古墳の調査と発掘の経緯
出典: フリー百科事典『ウィキペディア(Wikipedia)』 (2022/07/17 08:09 UTC 版)
「駄ノ塚古墳」の記事における「古墳の調査と発掘の経緯」の解説
板附古墳群を構成する西ノ台古墳は1951年(昭和26年)、不動塚古墳は1954年(昭和29年)に発掘が行われたが、その際に同じ古墳群に属する駄ノ塚古墳について着目された形跡はなく、駄ノ塚古墳が文献にその名が見えるのは1958年(昭和33年)に執筆された山武郡の古墳についての研究書が初めであり、研究者に注目をされるようになったのは比較的最近のことである。1979年(昭和54年)には初めて測量調査が行われ、駄ノ塚古墳は大型の方墳である可能性が高まったとされたが、まだこの時点では後世の富士塚などの塚である可能性もあると見られていた。 国立歴史民俗博物館では、1985年(昭和60年)度から6年間の計画で「日本歴史における地域性の総合研究」が行われることになった。その中で「古代東国の地域的特性」がテーマの一つに取り上げられ、まず古代東国の中でも古墳時代の後期から終末期にあたる6世紀から7世紀の東国の古墳について焦点を絞ることになった。
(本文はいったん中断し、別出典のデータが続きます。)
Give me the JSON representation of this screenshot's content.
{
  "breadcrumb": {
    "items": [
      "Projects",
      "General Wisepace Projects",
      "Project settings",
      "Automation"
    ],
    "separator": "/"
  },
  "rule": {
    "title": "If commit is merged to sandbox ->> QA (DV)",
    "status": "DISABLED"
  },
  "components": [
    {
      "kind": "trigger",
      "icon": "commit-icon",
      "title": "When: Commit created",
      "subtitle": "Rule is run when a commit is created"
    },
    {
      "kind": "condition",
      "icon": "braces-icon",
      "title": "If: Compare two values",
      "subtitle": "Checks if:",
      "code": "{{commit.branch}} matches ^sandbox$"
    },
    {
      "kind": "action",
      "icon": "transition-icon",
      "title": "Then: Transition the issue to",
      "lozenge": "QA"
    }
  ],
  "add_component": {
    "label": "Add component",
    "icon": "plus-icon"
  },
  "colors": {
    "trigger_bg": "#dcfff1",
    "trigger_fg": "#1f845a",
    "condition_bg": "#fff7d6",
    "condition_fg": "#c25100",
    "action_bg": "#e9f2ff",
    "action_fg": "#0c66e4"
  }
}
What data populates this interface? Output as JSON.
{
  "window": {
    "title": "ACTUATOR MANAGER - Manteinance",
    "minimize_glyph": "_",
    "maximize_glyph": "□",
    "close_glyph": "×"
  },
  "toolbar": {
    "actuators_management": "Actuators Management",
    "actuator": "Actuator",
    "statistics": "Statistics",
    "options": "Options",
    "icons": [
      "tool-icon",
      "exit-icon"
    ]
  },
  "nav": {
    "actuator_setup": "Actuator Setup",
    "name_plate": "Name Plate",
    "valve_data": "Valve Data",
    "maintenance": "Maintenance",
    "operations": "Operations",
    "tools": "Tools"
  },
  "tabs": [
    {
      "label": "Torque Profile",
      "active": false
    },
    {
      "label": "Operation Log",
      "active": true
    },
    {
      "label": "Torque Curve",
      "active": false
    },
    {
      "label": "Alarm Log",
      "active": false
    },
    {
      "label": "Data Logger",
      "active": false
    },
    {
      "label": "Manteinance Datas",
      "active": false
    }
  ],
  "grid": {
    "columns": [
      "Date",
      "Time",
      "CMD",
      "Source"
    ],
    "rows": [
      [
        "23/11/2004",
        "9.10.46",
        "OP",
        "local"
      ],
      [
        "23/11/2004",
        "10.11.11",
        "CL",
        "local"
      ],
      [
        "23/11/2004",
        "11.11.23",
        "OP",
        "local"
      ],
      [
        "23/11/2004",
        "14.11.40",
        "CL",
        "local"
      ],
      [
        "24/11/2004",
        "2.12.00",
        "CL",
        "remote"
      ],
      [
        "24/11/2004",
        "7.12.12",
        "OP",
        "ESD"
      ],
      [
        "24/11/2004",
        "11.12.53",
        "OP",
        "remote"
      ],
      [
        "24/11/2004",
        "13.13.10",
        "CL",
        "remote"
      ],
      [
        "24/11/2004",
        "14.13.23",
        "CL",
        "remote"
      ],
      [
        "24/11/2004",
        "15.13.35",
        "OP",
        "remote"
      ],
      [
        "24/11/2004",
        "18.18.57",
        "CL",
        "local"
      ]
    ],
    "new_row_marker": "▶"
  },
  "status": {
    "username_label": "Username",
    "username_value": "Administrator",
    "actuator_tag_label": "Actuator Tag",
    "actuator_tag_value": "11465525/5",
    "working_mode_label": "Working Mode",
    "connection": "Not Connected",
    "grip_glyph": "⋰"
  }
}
これはヤマト王権の本拠地である畿内では、6世紀末から7世紀初頭にかけて前方後円墳の築造が終了して大型方墳や大型円墳の築造が行われるようになったことが明らかになってきたが、関東地方を始めとする東日本では、前方後円墳の築造終了については畿内とあまり時間差がないことはわかってきたが、前方後円墳以降に築造されたと考えられる龍角寺古墳群の岩屋古墳、群馬県にある総社古墳群の宝塔山古墳、栃木県の壬生車塚古墳などの大型方墳や円墳が築造された時期については、畿内とほぼ同時期の7世紀初頭から前半という説と、7世紀後半から8世紀まで下るとの説に分かれていた。 この中で、発掘結果から6世紀後半から末頃に造営された前方後円墳であることが明らかになっている西ノ台古墳と不動塚古墳が存在する板附古墳群内の大型方墳である駄ノ塚古墳は、前方後円墳の終末とそれに続く大型方墳の築造について知ることができる古墳であると判断され、また前述のようにこれまで注目されることが少なく、実態がほとんど明らかになっていない駄ノ塚古墳について調査することは大きな意義があると考えられた。そのため1985年(昭和60年)から1986年(昭和61年)にかけて2次にわたって駄ノ塚古墳の発掘が国立歴史民俗博物館の手によって行われることになった。また駄ノ塚古墳北西にある駄ノ塚西古墳についても、駄ノ塚古墳の第2次調査と並行して1986年(昭和61年)に発掘調査が行われ、その後第3次調査として1988年(昭和63年)には、板附古墳群内で駄ノ塚古墳と最も近い時期に造営されたと考えられる不動塚古墳の再測量調査が行われた。